Mader also cites a controversy that some sturgeon in China may secretly be hybrids rather than pure Russian sturgeon with osetra eggs. Her goal is to work with distributors who value and support the farms as an American business. (The farms are currently negotiating with a major international distributor to carry their caviar.) Ultimately, the goal is 20 percent of sales to chefs and individual shoppers via the website, and 80 percent to distributors.

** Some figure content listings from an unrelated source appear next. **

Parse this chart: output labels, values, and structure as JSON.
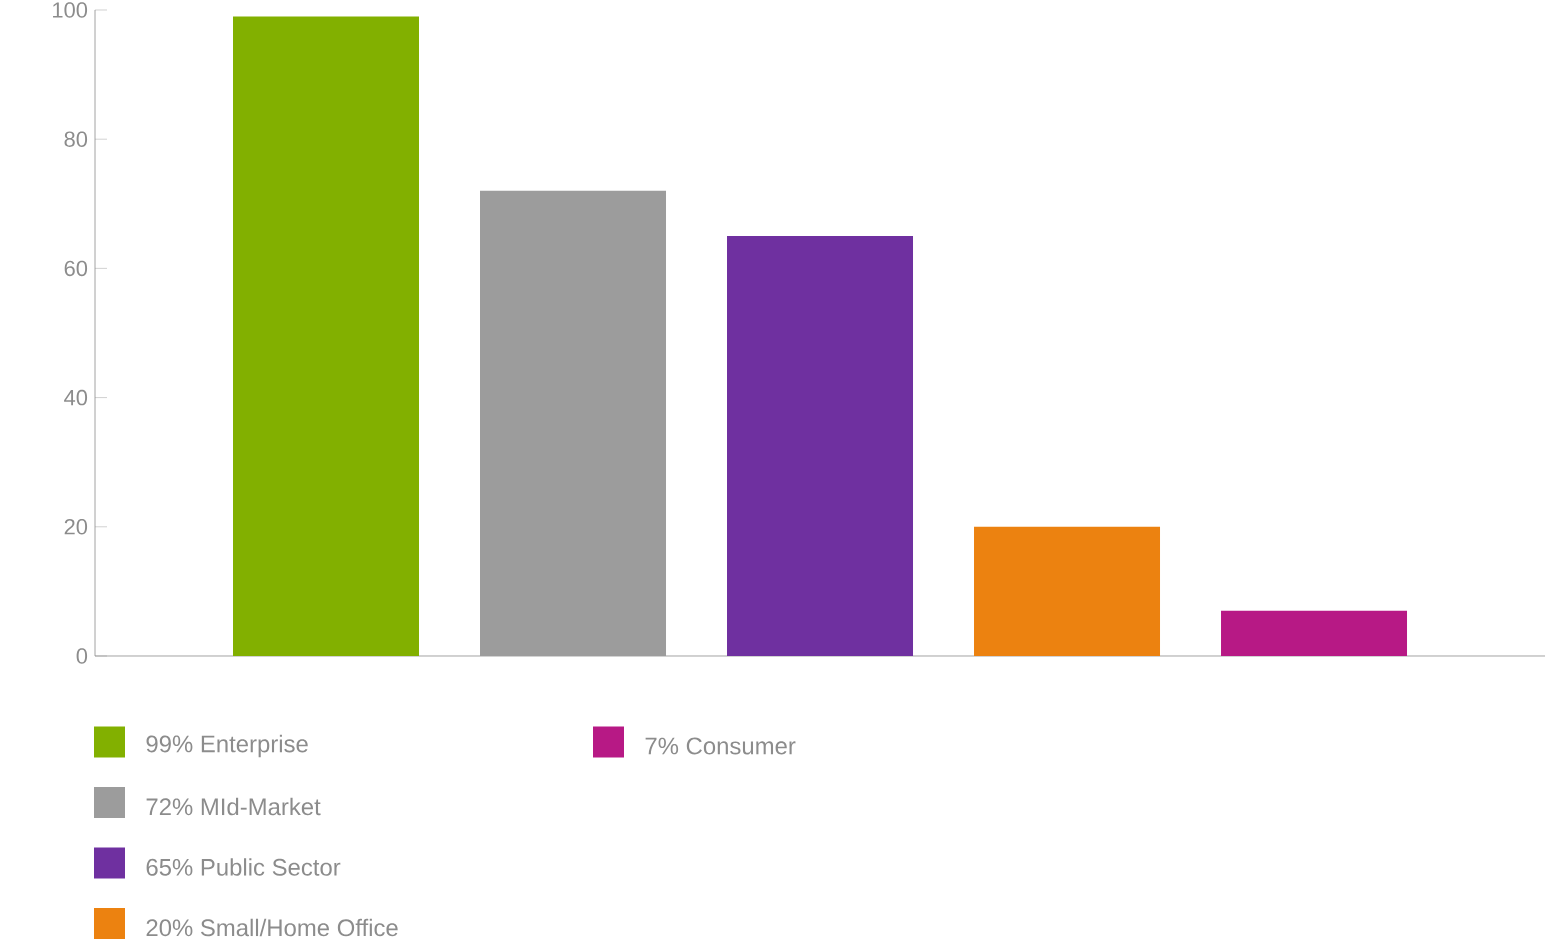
{
  "chart_data": {
    "type": "bar",
    "categories": [
      null,
      null,
      null,
      null,
      null
    ],
    "series": [
      {
        "name": "99% Enterprise",
        "color": "#82b000",
        "values": [
          99,
          null,
          null,
          null,
          null
        ]
      },
      {
        "name": "72% MId-Market",
        "color": "#9c9c9c",
        "values": [
          null,
          72,
          null,
          null,
          null
        ]
      },
      {
        "name": "65% Public Sector",
        "color": "#6f30a0",
        "values": [
          null,
          null,
          65,
          null,
          null
        ]
      },
      {
        "name": "20% Small/Home Office",
        "color": "#ec8210",
        "values": [
          null,
          null,
          null,
          20,
          null
        ]
      },
      {
        "name": "7% Consumer",
        "color": "#b71985",
        "values": [
          null,
          null,
          null,
          null,
          7
        ]
      }
    ],
    "ylim": [
      0,
      100
    ],
    "yticks": [
      0,
      20,
      40,
      60,
      80,
      100
    ],
    "legend": "bottom left"
  }
}
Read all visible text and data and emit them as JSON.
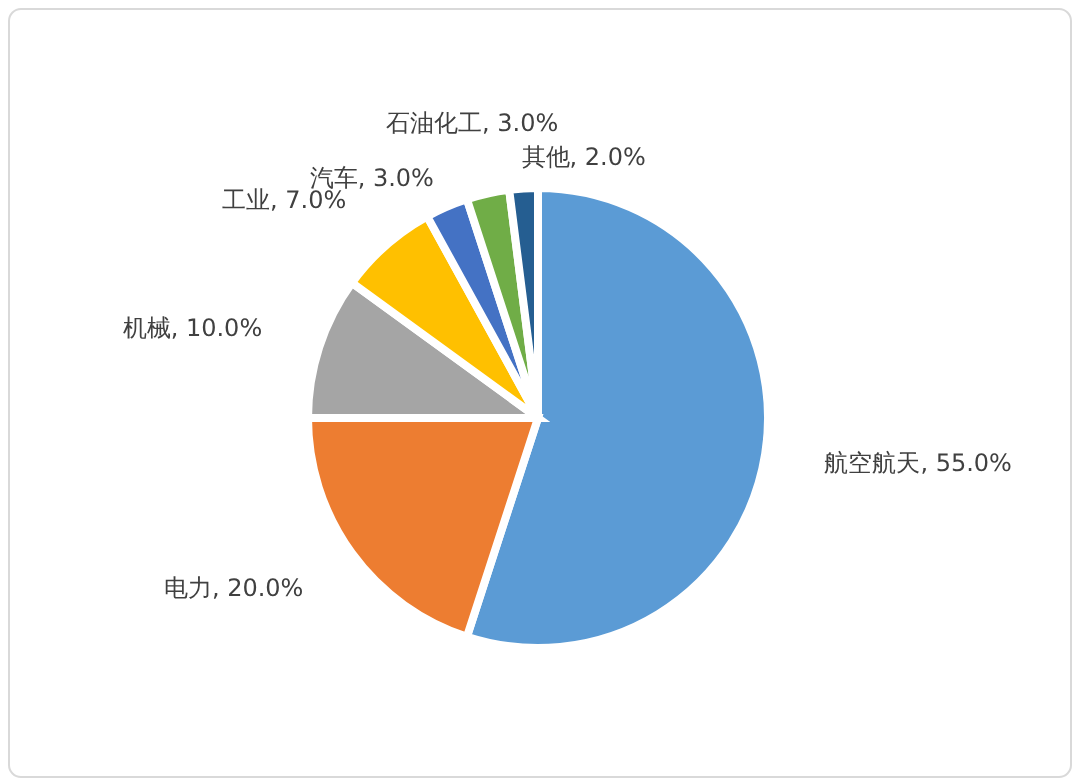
{
  "chart_data": {
    "type": "pie",
    "categories": [
      "航空航天",
      "电力",
      "机械",
      "工业",
      "汽车",
      "石油化工",
      "其他"
    ],
    "values": [
      55,
      20,
      10,
      7,
      3,
      3,
      2
    ],
    "value_labels": [
      "55.0%",
      "20.0%",
      "10.0%",
      "7.0%",
      "3.0%",
      "3.0%",
      "2.0%"
    ],
    "colors": [
      "#5b9bd5",
      "#ed7d31",
      "#a5a5a5",
      "#ffc000",
      "#4472c4",
      "#70ad47",
      "#255e91"
    ]
  }
}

In recent years, some people have disputed the idea that sturgeon can be farmed humanely. In January 2018, Scottish actor Alan Cumming urged Argyll and Bute Council, a local authority that administers part of Scotland’s southwestern coast and its various islands, to reject plans for Scotland’s first caviar farm at Loch Fyne, a lake already renowned for its oysters and shellfish, and a restaurant on its shore that spawned a successful British seafood chain. (The plans have since been approved.) Cumming is a proponent of vegan caviar made from seaweed as a replacement (he sent the Council some of this alternative as part of his protest).
PETA (People for the Ethical Treatment of Animals) has been an active opponent of aquaculture farms, arguing that the fish lead miserable lives in “severely crowded tanks,” where they “have no option but to swim in endless circles.” The overcrowding and unnatural conditions, PETA charges, makes the fish highly susceptible to stress and aggression.
Won, for her part, says her sturgeon would die if they didn’t have adequate space; she’s proud of the care they receive. “Americans farm everything else. We farm cattle, pigs, chicken. Why are we taking fish from the ocean when we can be farming that, too?”